Síndrome de Burnout: o esgotamento físico e mental ligado à vida profissional
Enviada em 04/10/2020
Falta de controle sobre o tempo disponível. Ocorrência de doenças. Essas são algumas das características que descrevem bem o panorama da síndrome de Burnout no Brasil. Em um mundo extremamente tecnológico e globalizado, ter uma administração eficiente entre o período de trabalho e lazer é um fator crucial para possuir uma elevada qualidade de vida.
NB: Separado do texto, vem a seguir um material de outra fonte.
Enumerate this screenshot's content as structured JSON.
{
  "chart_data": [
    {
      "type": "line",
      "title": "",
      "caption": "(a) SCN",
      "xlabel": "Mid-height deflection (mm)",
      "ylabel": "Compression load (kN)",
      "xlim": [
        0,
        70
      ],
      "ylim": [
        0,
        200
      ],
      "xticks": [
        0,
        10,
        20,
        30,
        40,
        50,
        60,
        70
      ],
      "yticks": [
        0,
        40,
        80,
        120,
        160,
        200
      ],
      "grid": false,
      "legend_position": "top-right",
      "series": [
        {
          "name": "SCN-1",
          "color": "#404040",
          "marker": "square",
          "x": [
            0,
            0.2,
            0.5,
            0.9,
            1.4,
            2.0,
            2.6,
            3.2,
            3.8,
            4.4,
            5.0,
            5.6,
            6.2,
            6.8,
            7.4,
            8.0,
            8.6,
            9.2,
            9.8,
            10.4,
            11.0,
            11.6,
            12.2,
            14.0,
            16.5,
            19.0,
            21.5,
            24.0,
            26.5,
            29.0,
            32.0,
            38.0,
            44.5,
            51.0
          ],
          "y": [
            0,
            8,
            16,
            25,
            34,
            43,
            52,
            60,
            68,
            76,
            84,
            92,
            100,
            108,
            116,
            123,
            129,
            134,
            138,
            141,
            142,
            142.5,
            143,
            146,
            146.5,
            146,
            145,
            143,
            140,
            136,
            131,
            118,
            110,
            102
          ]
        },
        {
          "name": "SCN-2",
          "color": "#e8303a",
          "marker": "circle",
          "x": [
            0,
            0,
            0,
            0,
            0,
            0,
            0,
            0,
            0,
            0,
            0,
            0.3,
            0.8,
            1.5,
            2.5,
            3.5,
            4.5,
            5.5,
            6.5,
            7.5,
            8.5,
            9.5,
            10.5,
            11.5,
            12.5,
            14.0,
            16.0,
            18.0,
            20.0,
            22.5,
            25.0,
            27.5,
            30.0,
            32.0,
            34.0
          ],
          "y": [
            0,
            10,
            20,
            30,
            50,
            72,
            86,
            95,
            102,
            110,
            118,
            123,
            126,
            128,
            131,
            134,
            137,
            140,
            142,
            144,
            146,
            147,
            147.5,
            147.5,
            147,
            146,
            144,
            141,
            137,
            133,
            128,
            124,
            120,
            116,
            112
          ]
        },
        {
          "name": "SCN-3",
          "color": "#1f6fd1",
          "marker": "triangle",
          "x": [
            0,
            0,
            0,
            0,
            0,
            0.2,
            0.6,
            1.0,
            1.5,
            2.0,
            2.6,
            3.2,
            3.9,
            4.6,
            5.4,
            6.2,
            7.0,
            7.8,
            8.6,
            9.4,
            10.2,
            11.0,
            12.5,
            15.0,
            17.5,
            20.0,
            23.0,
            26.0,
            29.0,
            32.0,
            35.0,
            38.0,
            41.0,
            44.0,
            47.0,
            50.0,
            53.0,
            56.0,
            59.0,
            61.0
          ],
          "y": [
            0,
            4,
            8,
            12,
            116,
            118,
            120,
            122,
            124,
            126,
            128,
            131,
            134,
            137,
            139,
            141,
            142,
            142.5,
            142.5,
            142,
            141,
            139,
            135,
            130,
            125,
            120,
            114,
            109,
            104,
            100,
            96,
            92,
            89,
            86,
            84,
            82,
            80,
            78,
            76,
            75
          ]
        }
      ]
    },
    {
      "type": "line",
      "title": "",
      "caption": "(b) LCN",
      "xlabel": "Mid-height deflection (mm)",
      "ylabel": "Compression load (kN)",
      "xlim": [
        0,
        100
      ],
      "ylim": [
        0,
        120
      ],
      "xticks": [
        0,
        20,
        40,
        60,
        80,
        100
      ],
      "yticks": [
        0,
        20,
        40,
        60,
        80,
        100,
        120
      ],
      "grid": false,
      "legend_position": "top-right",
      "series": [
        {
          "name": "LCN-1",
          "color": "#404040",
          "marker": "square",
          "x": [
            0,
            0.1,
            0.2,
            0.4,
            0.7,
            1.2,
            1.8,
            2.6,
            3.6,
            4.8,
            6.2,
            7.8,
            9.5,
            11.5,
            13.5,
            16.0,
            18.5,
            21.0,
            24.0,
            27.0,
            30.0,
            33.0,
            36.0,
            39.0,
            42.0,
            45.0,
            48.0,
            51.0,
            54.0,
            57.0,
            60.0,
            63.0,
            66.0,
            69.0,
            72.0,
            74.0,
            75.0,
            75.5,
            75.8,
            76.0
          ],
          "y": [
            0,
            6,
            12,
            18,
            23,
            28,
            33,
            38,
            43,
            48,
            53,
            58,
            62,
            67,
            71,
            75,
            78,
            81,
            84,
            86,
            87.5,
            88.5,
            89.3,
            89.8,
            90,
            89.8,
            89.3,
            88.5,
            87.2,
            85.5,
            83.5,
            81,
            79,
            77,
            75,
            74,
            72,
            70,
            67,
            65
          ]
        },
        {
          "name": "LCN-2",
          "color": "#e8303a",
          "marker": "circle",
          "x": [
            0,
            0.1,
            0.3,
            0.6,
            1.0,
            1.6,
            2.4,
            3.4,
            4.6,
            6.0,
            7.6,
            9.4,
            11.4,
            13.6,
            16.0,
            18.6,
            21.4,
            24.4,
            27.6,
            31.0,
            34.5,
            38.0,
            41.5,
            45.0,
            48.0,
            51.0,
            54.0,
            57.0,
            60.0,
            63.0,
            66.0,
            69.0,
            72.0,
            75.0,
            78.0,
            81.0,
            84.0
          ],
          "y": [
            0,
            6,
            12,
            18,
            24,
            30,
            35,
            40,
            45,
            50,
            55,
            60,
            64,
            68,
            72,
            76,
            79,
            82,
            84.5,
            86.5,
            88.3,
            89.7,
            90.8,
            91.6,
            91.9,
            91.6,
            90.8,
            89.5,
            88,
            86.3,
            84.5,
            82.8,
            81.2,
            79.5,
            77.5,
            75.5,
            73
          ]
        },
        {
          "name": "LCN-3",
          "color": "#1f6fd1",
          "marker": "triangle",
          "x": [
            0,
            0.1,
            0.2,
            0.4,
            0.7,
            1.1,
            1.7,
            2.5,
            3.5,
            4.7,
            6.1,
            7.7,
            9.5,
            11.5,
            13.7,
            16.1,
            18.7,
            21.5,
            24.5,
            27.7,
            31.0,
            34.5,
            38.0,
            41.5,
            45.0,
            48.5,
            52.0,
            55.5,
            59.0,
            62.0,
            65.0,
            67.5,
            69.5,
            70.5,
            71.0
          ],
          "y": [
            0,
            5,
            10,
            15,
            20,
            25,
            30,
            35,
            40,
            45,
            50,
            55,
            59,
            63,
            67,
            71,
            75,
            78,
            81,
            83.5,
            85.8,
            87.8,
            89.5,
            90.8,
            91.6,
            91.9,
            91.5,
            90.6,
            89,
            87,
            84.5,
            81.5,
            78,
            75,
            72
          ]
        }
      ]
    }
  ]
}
Primeiramente, segundo o filósofo Claude Lévi-Strauss, “a interpretação adequada do coletivo ocorre por meio do entendimento da forças que estruturam a sociedade, como os eventos históricos e as relações sociais”. A partir desse pressuposto, é sabido que após a III Revolução Industrial houve uma acelerada expansão dos meios tecnológicos, principalmente a internet. Dessa forma, a facilidade de receber e executar tarefas, por meios digitais, fora do ambiente laboral, propiciou o aumento de atividades realizadas em casa, com isso, a falta de controle sobre o tempo disponível elevou a carga horária de trabalho, fator esse que facilitou o esgotamento físico e mental do indivíduo.
Outrossim, cabe salientar que a falta de tempo para lazer propicia o surgimento de doenças. Dessa forma, a sobreposição das atividades do trabalho em relação ao momento de relaxamento, desencadeia um processo de estresse no corpo das pessoas, já que, o indivíduo está sempre focado em realizar tarefas e não dedica tempo à saúde. Por conseguinte, ele adquire doenças físicas, como o sedentarismo, e psicológicas, como depressão, fatores esses que afetam a qualidade de vida.
Portanto, é mister que, para atenuar a problemática, cabe ao Ministério da Educação implementar na grade comum curricular uma matéria na disciplina de Sociologia, em que através de situações problemas, auxilie os alunos na administração do tempo disponível, ensinando-os os malefícios de não ter controle sobre as atividades que eles realizam, desenvolvendo, assim, estudantes que saibam programar as tarefas que irão realizar. Ademais, cabe ao Estado, por meio de políticas públicas, promover palestras com psicólogos e empresários, na qual aborde os problemas realizados pela falta de atividades de lazer, ajudando as pessoas a priorizar tempo para o próprio relaxamento, tendo como objetivo evitar doenças físicas e psicológicas. Nessa perspectiva, haverá uma sociedade que saberá usufruir dos benefícios proporcionados pela III Revolução Industrial.